Hatfield spent five years researching the effects of the deforestation chemicals sprayed on Vietnam from 1962 to 1971. Its study is considered one of the most comprehensive done on Agent Orange.
Using research that ranged from satellite imagery to soil sampling, the firm found high levels of dioxin, an Agent Orange component, in the blood of Vietnamese born after the war, indicating that contaminants are being transferred through the food chain. Dioxin is also found in high levels in fish and animal tissue.
The study made no attempt to determine the number of people affected, and its authors were cautious about the politically charged relationship between Agent Orange and birth deformities, saying epidemiological investigations are needed to establish a direct link.

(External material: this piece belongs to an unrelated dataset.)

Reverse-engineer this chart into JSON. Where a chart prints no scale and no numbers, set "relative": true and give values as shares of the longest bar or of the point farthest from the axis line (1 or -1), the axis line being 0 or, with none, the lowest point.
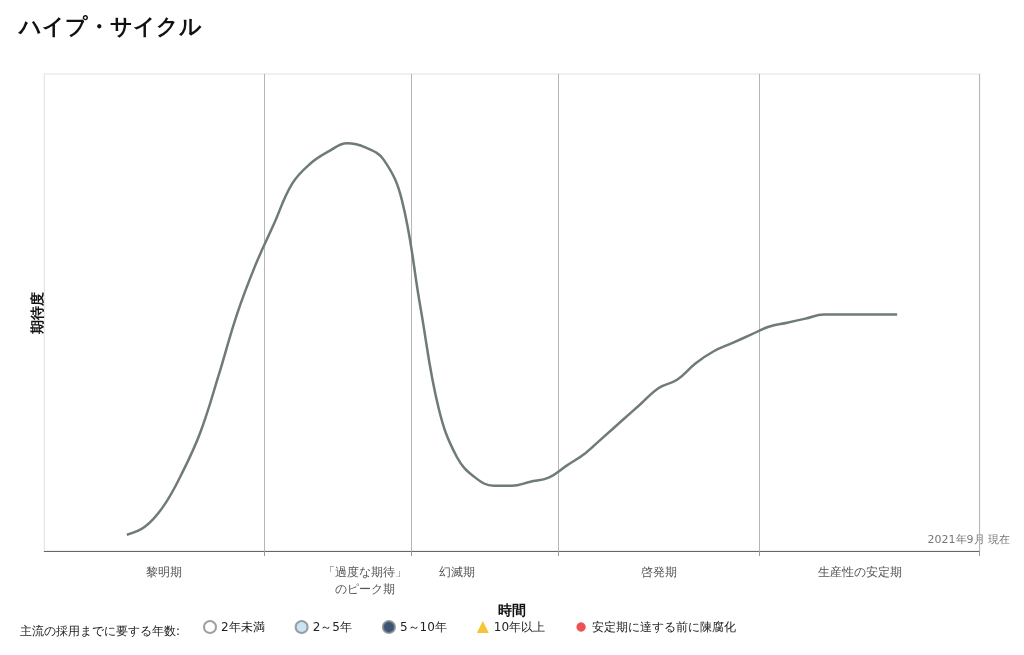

Like Agent Orange itself, the report is likely to be controversial and will be used by Vietnam to make its case that the country has a serious environmental and health problem that the world has ignored for a generation.
Hanoi has long contended that the 12 million gallons of chemicals the United States dumped on South Vietnam during Operation Ranch Hand caused immense harm. The chemicals destroyed 14% of South Vietnam’s forests, according to official U.S. reports.

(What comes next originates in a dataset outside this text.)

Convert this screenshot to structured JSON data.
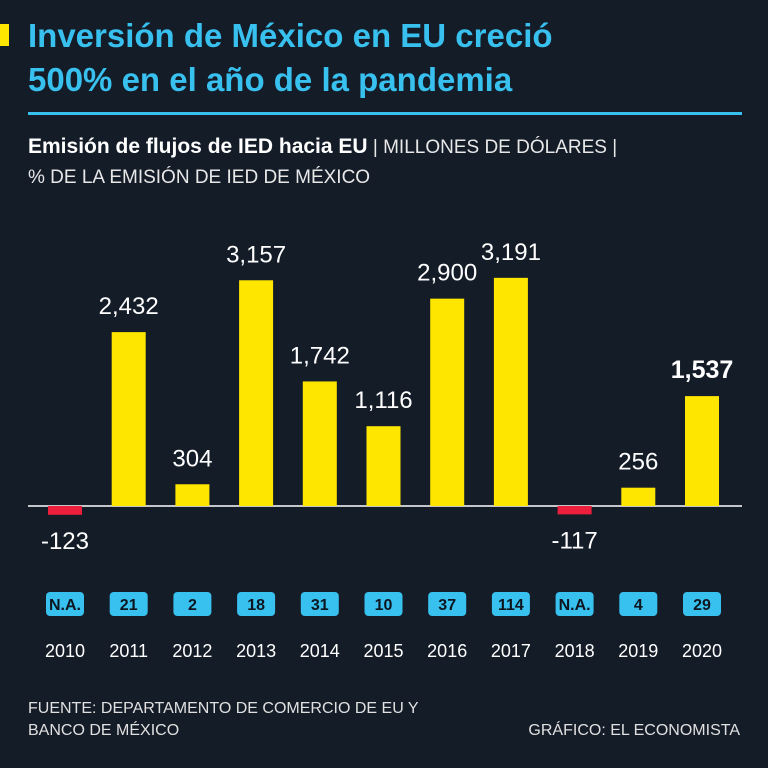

Vietnam has never asked for compensation but would like international help reclaiming denuded forest lands and caring for 70,000 people who it says have mental or physical disabilities because of their exposure--or that of their parents--to Agent Orange. Vietnam says half a million people have died or contracted serious illnesses over the years because of the spraying.

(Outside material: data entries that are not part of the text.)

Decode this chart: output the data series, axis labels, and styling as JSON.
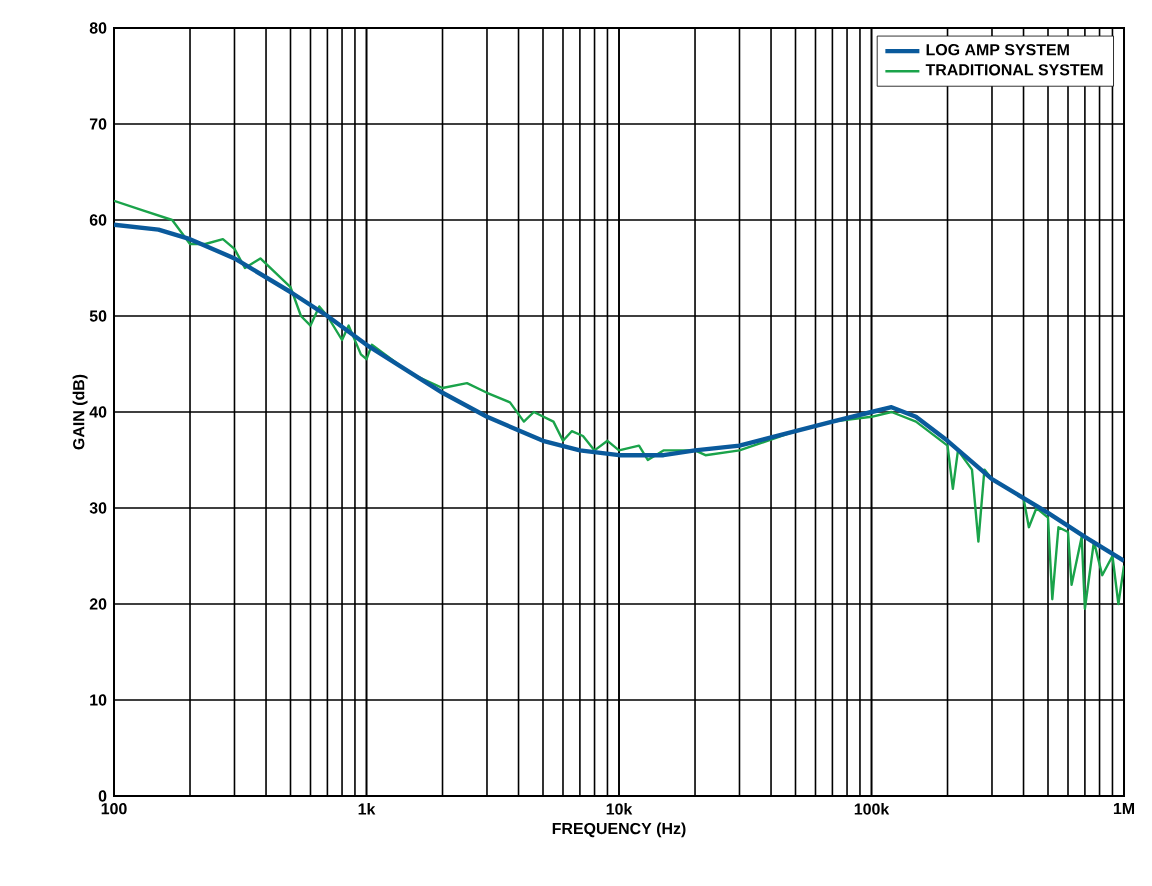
{
  "chart_data": {
    "type": "line",
    "xlabel": "FREQUENCY (Hz)",
    "ylabel": "GAIN (dB)",
    "log": "x",
    "xlim": [
      100,
      1000000
    ],
    "ylim": [
      0,
      80
    ],
    "xticks": [
      {
        "value": 100,
        "label": "100"
      },
      {
        "value": 1000,
        "label": "1k"
      },
      {
        "value": 10000,
        "label": "10k"
      },
      {
        "value": 100000,
        "label": "100k"
      },
      {
        "value": 1000000,
        "label": "1M"
      }
    ],
    "yticks": [
      0,
      10,
      20,
      30,
      40,
      50,
      60,
      70,
      80
    ],
    "grid": true,
    "legend": "top right",
    "line_style": "solid",
    "marker": "none",
    "series": [
      {
        "name": "LOG AMP SYSTEM",
        "color": "#0a5a9c",
        "x": [
          100,
          150,
          200,
          300,
          500,
          700,
          1000,
          2000,
          3000,
          5000,
          7000,
          10000,
          15000,
          20000,
          30000,
          50000,
          70000,
          100000,
          120000,
          150000,
          200000,
          300000,
          500000,
          700000,
          1000000
        ],
        "values": [
          59.5,
          59,
          58,
          56,
          52.5,
          50,
          47,
          42,
          39.5,
          37,
          36,
          35.5,
          35.5,
          36,
          36.5,
          38,
          39,
          40,
          40.5,
          39.5,
          37,
          33,
          29.5,
          27,
          24.5
        ]
      },
      {
        "name": "TRADITIONAL SYSTEM",
        "color": "#1aa34a",
        "x": [
          100,
          130,
          170,
          200,
          230,
          270,
          300,
          330,
          380,
          500,
          550,
          600,
          650,
          700,
          800,
          850,
          950,
          1000,
          1050,
          1500,
          2000,
          2500,
          3000,
          3700,
          4200,
          4600,
          5500,
          6000,
          6500,
          7200,
          8000,
          9000,
          10000,
          12000,
          13000,
          15000,
          20000,
          22000,
          30000,
          50000,
          70000,
          100000,
          120000,
          150000,
          200000,
          210000,
          220000,
          250000,
          265000,
          280000,
          300000,
          400000,
          420000,
          450000,
          500000,
          520000,
          550000,
          600000,
          620000,
          680000,
          700000,
          760000,
          820000,
          900000,
          950000,
          1000000
        ],
        "values": [
          62,
          61,
          60,
          57.5,
          57.5,
          58,
          57,
          55,
          56,
          53,
          50,
          49,
          51,
          50,
          47.5,
          49,
          46,
          45.5,
          47,
          44,
          42.5,
          43,
          42,
          41,
          39,
          40,
          39,
          37,
          38,
          37.5,
          36,
          37,
          36,
          36.5,
          35,
          36,
          36,
          35.5,
          36,
          38,
          39,
          39.5,
          40,
          39,
          36.5,
          32,
          36,
          34,
          26.5,
          34,
          33,
          31,
          28,
          30,
          29,
          20.5,
          28,
          27.5,
          22,
          27,
          19.5,
          26.5,
          23,
          25,
          20,
          24
        ]
      }
    ]
  }
}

The U.S. has never taken a position on the effects of Agent Orange on the Vietnamese population. And no one in Washington appears eager to take on an issue from a war everyone wants to forget.
When questioned about the effects of the spraying operation, U.S. officials reply that more research is needed to prove any link to health problems.
Undeniably, though, the spraying of chemicals--which were designed to deny Communist troops camouflage, not to kill or maim--changed Vietnam’s landscape.
Vast tracts of land once covered by jungles, particularly in Quang Tri province, stand today as expanses of scrub and wild grasses. Scientists say that, without human intervention, recovering the now-dead forests will take centuries.
Researchers have found Vietnam an ideal laboratory to study the effects of chemicals because it offers a controlled environment: South Vietnam was sprayed, North Vietnam was not.
Hatfield’s study was concentrated in Aluoi Valley, an area near the Laotian border in central Vietnam. The region is populated by hill tribes whose members are subsistence farmers.
“Dioxin contamination related to Agent Orange was found in grass carp growing in fish ponds excavated out of the terrain in the vicinity of the former Aluoi Valley air base,” Hatfield noted. “Levels found would trigger a consumption advisory process . . . possibly prohibitions against consumption if they were from a location in Canada or other Western jurisdictions.”
The Hatfield report recommended setting up a public health plan to ensure that people do not eat contaminated food; comprehensive studies to investigate the link between Agent Orange and health problems; international assistance in a reforestation program; and a campaign to decontaminate affected lands.
The findings are available on the Internet at www.hatfieldgroup.com.